Bir başka örneğimiz halkla ilişkilerin “babası” olarak kabul edilen Edward Bernays’ın Lucky Strike çalışmasıdır. Lucky Strike, The American Tobacco Company’nin piyasaya sürmüş olduğu sigara markasıdır. Sigara satışlarını arttırmak isteyen The American Tobacco Company firması, kadınların bu marka sigarayı tercih etmediklerini ve tercih edilmeme sebeplerinin ise sigara paketlerinin yeşil olan rengi kadınlarca kıyafetlerine uymamasından kaynaklandığını tespit etmiştir. Bu düşünceyi ortadan kaldırmak isteyen The American Tobacco Company, E. Bernays ile anlaşarak çalışmalarda bulunmasını istemiştir. E. Bernays çalışmalarında firmanın paket rengini değiştirmek istemediğini anlayınca yeşil rengini moda haline getirmeye karar vermiştir. Dönemin önde gelen moda devlerini ikna ederek yeşil rengi elbiseler ile ilgili yayın yaptırmış, yine basın yolunu kullanarak yeşil tema ağırlıklı yüksek sosyeteye yönelik bir balo düzenleyerek o yıl yeşil renginin moda haline gelmesini ve satışlarda büyük bir yükselme yaşanmasını sağlamıştır.

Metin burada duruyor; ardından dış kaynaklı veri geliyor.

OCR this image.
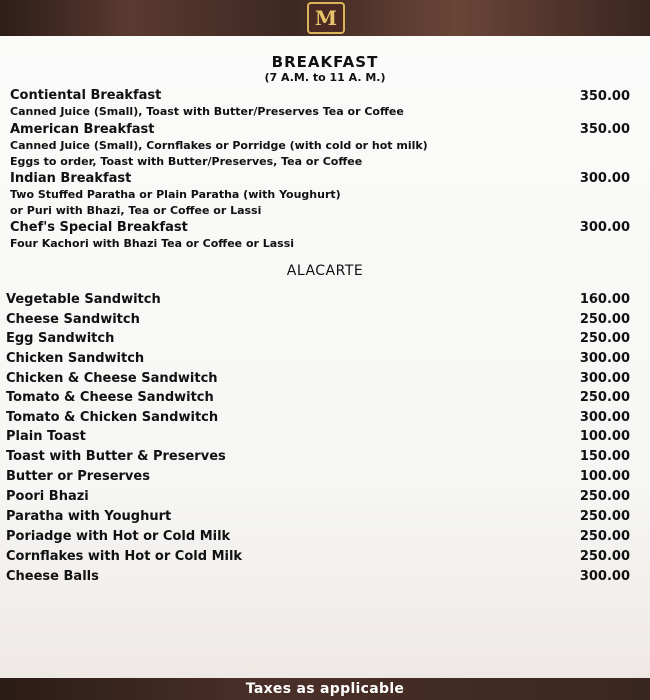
M
BREAKFAST
(7 A.M. to 11 A. M.)
Contiental Breakfast
Canned Juice (Small), Toast with Butter/Preserves Tea or Coffee
350.00
American Breakfast
Canned Juice (Small), Cornflakes or Porridge (with cold or hot milk)
Eggs to order, Toast with Butter/Preserves, Tea or Coffee
350.00
Indian Breakfast
Two Stuffed Paratha or Plain Paratha (with Youghurt)
or Puri with Bhazi, Tea or Coffee or Lassi
300.00
Chef's Special Breakfast
Four Kachori with Bhazi Tea or Coffee or Lassi
300.00
ALACARTE
Vegetable Sandwitch	160.00
Cheese Sandwitch	250.00
Egg Sandwitch	250.00
Chicken Sandwitch	300.00
Chicken & Cheese Sandwitch	300.00
Tomato & Cheese Sandwitch	250.00
Tomato & Chicken Sandwitch	300.00
Plain Toast	100.00
Toast with Butter & Preserves	150.00
Butter or Preserves	100.00
Poori Bhazi	250.00
Paratha with Youghurt	250.00
Poriadge with Hot or Cold Milk	250.00
Cornflakes with Hot or Cold Milk	250.00
Cheese Balls	300.00
Taxes as applicable
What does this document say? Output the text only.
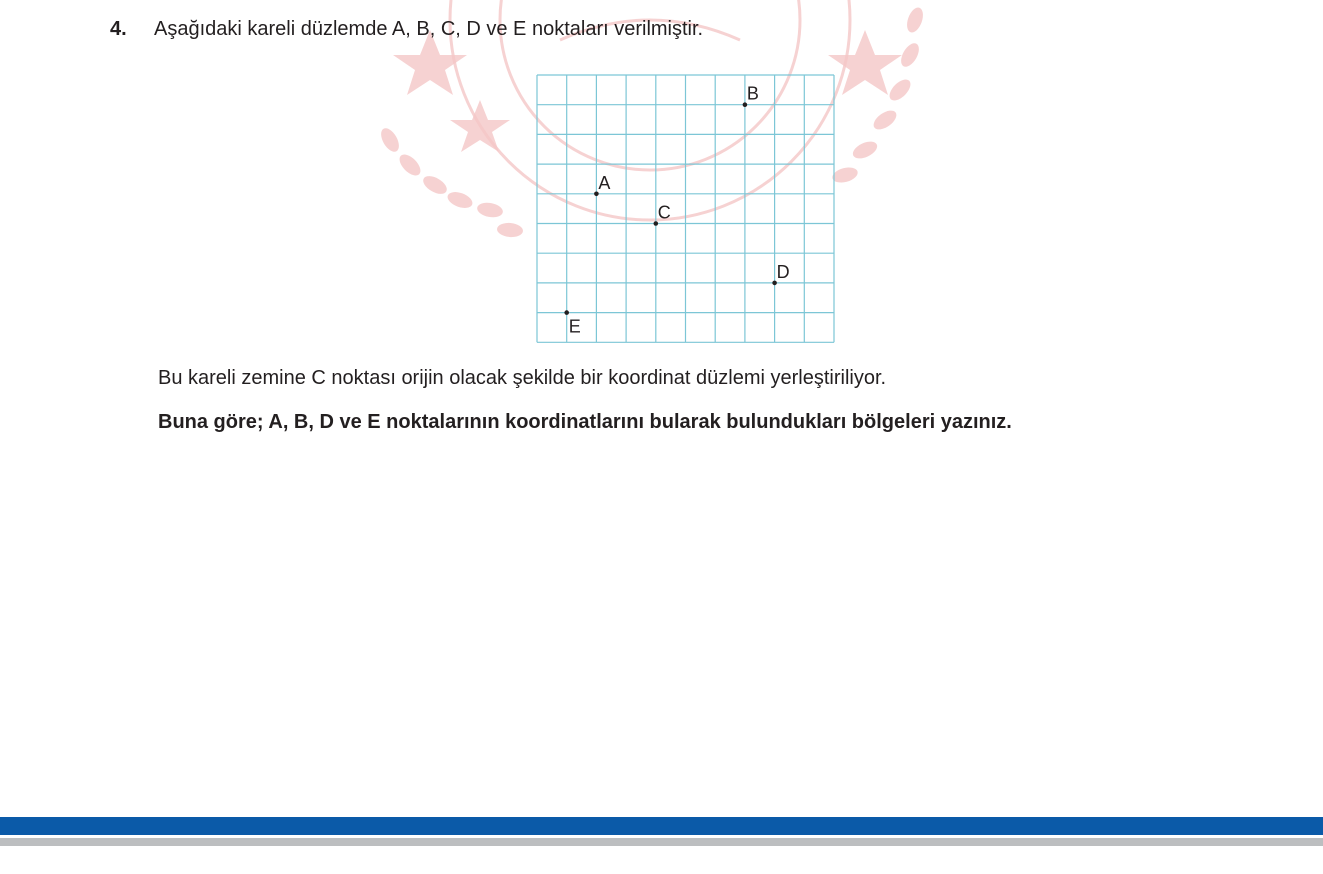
4. Aşağıdaki kareli düzlemde A, B, C, D ve E noktaları verilmiştir.
A
B
C
D
E
Bu kareli zemine C noktası orijin olacak şekilde bir koordinat düzlemi yerleştiriliyor.
Buna göre; A, B, D ve E noktalarının koordinatlarını bularak bulundukları bölgeleri yazınız.
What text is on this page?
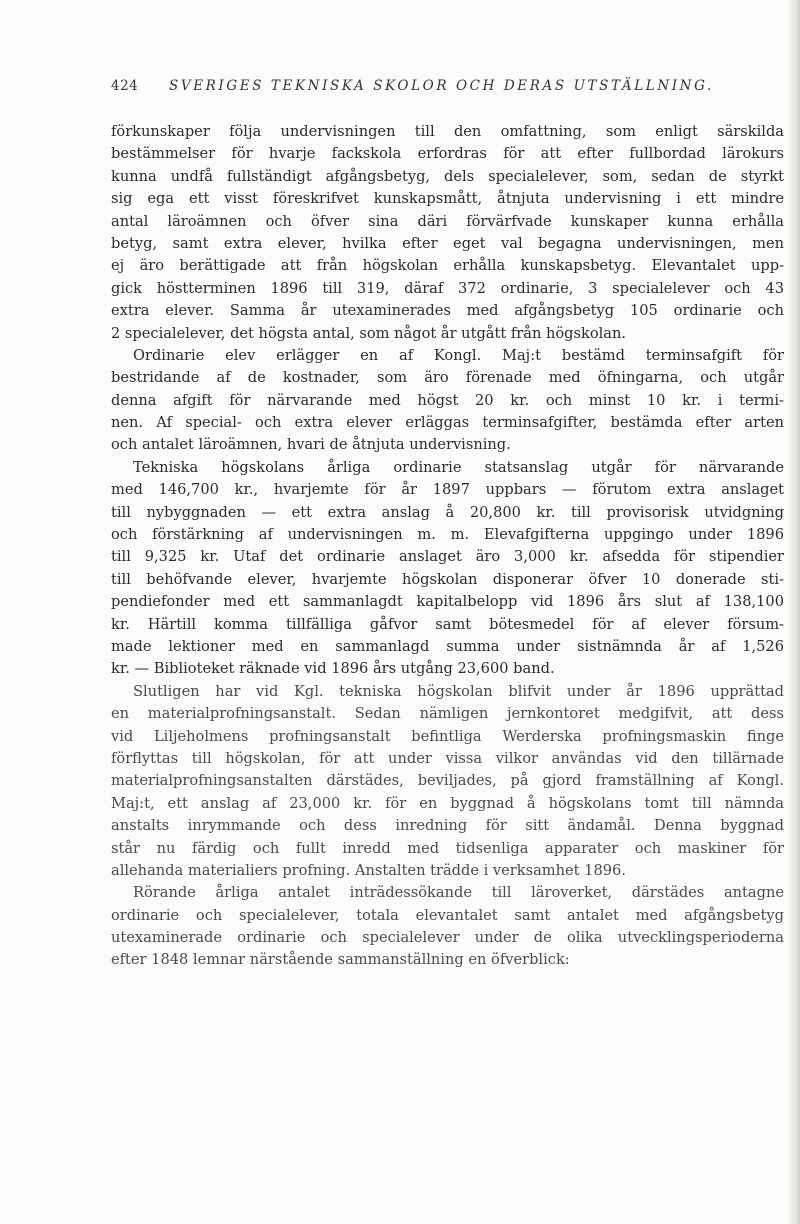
424	SVERIGES TEKNISKA SKOLOR OCH DERAS UTSTÄLLNING.

förkunskaper följa undervisningen till den omfattning, som enligt särskilda
bestämmelser för hvarje fackskola erfordras för att efter fullbordad lärokurs
kunna undfå fullständigt afgångsbetyg, dels specialelever, som, sedan de styrkt
sig ega ett visst föreskrifvet kunskapsmått, åtnjuta undervisning i ett mindre
antal läroämnen och öfver sina däri förvärfvade kunskaper kunna erhålla
betyg, samt extra elever, hvilka efter eget val begagna undervisningen, men
ej äro berättigade att från högskolan erhålla kunskapsbetyg. Elevantalet upp-
gick höstterminen 1896 till 319, däraf 372 ordinarie, 3 specialelever och 43
extra elever. Samma år utexaminerades med afgångsbetyg 105 ordinarie och
2 specialelever, det högsta antal, som något år utgått från högskolan.

Ordinarie elev erlägger en af Kongl. Maj:t bestämd terminsafgift för
bestridande af de kostnader, som äro förenade med öfningarna, och utgår
denna afgift för närvarande med högst 20 kr. och minst 10 kr. i termi-
nen. Af special- och extra elever erläggas terminsafgifter, bestämda efter arten
och antalet läroämnen, hvari de åtnjuta undervisning.

Tekniska högskolans årliga ordinarie statsanslag utgår för närvarande
med 146,700 kr., hvarjemte för år 1897 uppbars — förutom extra anslaget
till nybyggnaden — ett extra anslag å 20,800 kr. till provisorisk utvidgning
och förstärkning af undervisningen m. m. Elevafgifterna uppgingo under 1896
till 9,325 kr. Utaf det ordinarie anslaget äro 3,000 kr. afsedda för stipendier
till behöfvande elever, hvarjemte högskolan disponerar öfver 10 donerade sti-
pendiefonder med ett sammanlagdt kapitalbelopp vid 1896 års slut af 138,100
kr. Härtill komma tillfälliga gåfvor samt bötesmedel för af elever försum-
made lektioner med en sammanlagd summa under sistnämnda år af 1,526
kr. — Biblioteket räknade vid 1896 års utgång 23,600 band.

Slutligen har vid Kgl. tekniska högskolan blifvit under år 1896 upprättad
en materialprofningsanstalt. Sedan nämligen jernkontoret medgifvit, att dess
vid Liljeholmens profningsanstalt befintliga Werderska profningsmaskin finge
förflyttas till högskolan, för att under vissa vilkor användas vid den tillärnade
materialprofningsanstalten därstädes, beviljades, på gjord framställning af Kongl.
Maj:t, ett anslag af 23,000 kr. för en byggnad å högskolans tomt till nämnda
anstalts inrymmande och dess inredning för sitt ändamål. Denna byggnad
står nu färdig och fullt inredd med tidsenliga apparater och maskiner för
allehanda materialiers profning. Anstalten trädde i verksamhet 1896.

Rörande årliga antalet inträdessökande till läroverket, därstädes antagne
ordinarie och specialelever, totala elevantalet samt antalet med afgångsbetyg
utexaminerade ordinarie och specialelever under de olika utvecklingsperioderna
efter 1848 lemnar närstående sammanställning en öfverblick:
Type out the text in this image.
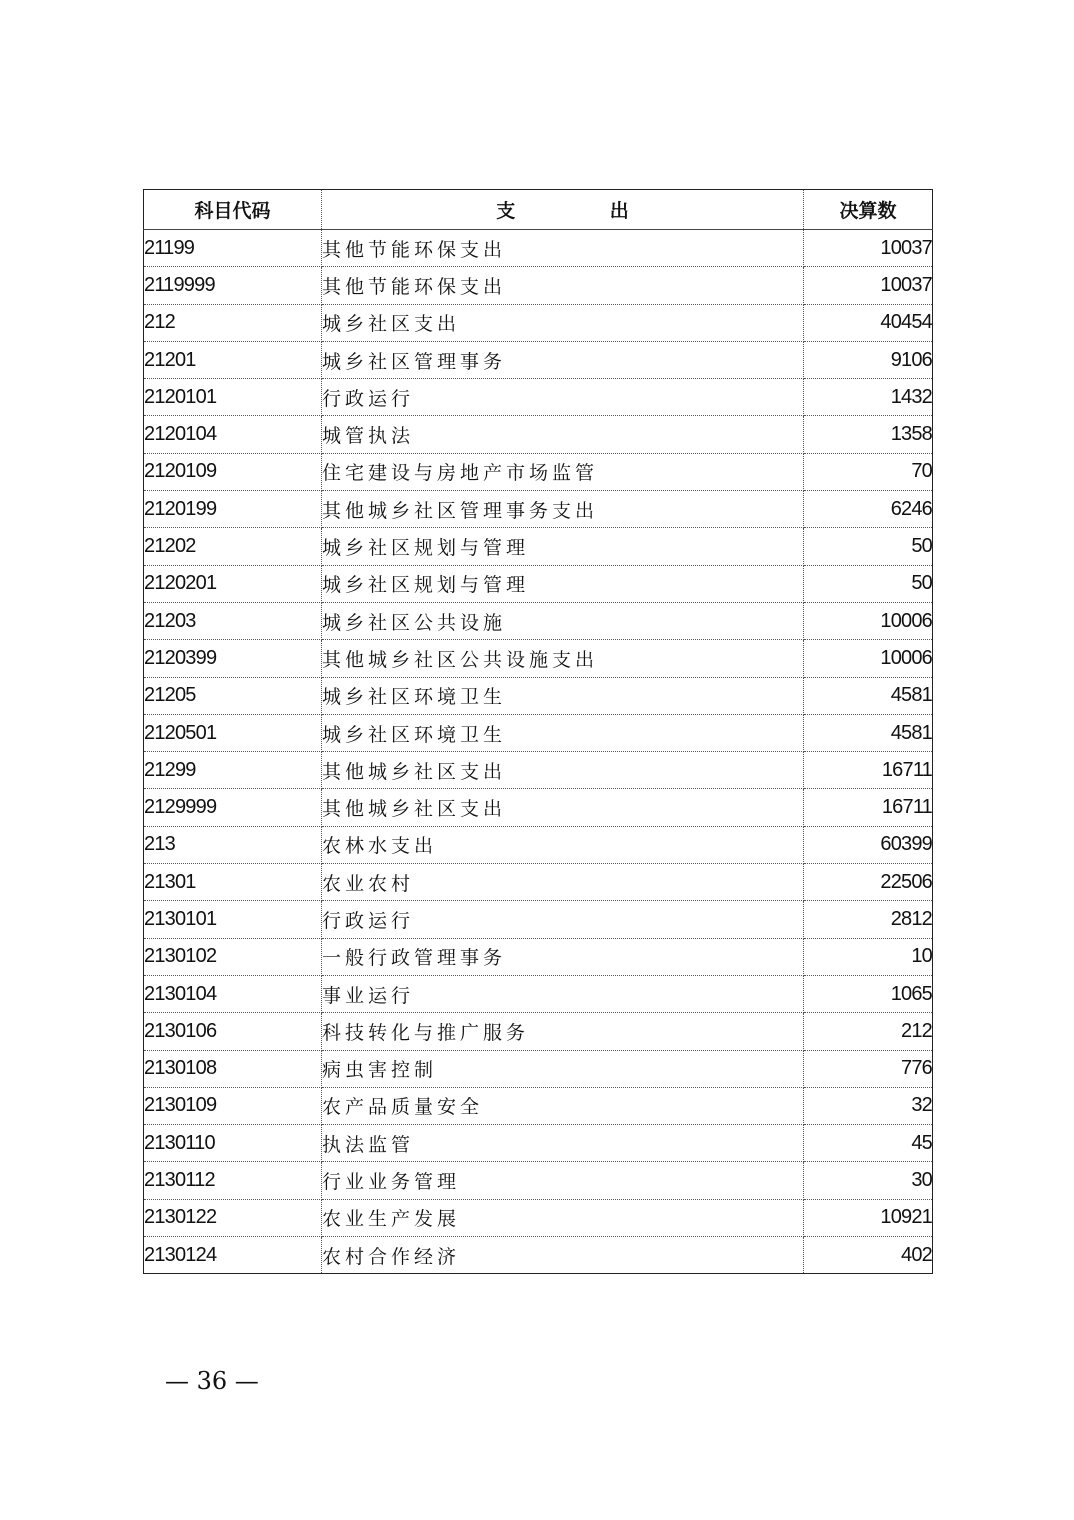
科目代码	支 出	决算数
21199	其他节能环保支出	10037
2119999	其他节能环保支出	10037
212	城乡社区支出	40454
21201	城乡社区管理事务	9106
2120101	行政运行	1432
2120104	城管执法	1358
2120109	住宅建设与房地产市场监管	70
2120199	其他城乡社区管理事务支出	6246
21202	城乡社区规划与管理	50
2120201	城乡社区规划与管理	50
21203	城乡社区公共设施	10006
2120399	其他城乡社区公共设施支出	10006
21205	城乡社区环境卫生	4581
2120501	城乡社区环境卫生	4581
21299	其他城乡社区支出	16711
2129999	其他城乡社区支出	16711
213	农林水支出	60399
21301	农业农村	22506
2130101	行政运行	2812
2130102	一般行政管理事务	10
2130104	事业运行	1065
2130106	科技转化与推广服务	212
2130108	病虫害控制	776
2130109	农产品质量安全	32
2130110	执法监管	45
2130112	行业业务管理	30
2130122	农业生产发展	10921
2130124	农村合作经济	402
— 36 —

Bir örneklem de günümüzden vermemiz gerekirse IBM’nin uyguladığı iletişim çalışmasını verebiliriz. İletişim hatalarını farkına varmış olan, bilişimden otomobil sektörüne kadar çalışmalarda bulunan dünyaca ünlü IBM markasına baktığımız zaman, müşterileri ile iletişimi zayıfladığı için ihtiyaçları karşılayamaması ve kurum içi iletişim eksikliklerinden dolayı pazarda büyüme gerçekleştirememesi firmanın sonunu getirmek üzereydi. IBM bu durumun farkına vararak güçlü ve zayıf yanlarında incelemelerde bulunarak iletişimini ve çalışma şartlarını değiştirmiş bu sayede günümüze kadar varlığını sürdürebilmiştir.
Bu üç örneklemden de gördüğümüz üzere firmalar için kamuyu bilgilendirme ve sürekli iletişim son derece önemlidir. Çok ani gelişen veya çok anlamsız sebeplerden dolayı krize giren firmalar basın üzerinden halk ile iletişime geçerek bu durumu tersine çevirmeyi başarabilmektedirler. Geçmişten günümüze kadar olan tüm firmaları incelediğimiz zaman firmalar arası iletişimin önemini fark etmekteyiz. İyi bir iletişime sahip firmalar uzun yıllar varlığını devam ettirirken, iletişimlerinde eksiklik olan firmalar ne yazık ki varlıklarını yitirip gitmeye mecbur durumdadırlar.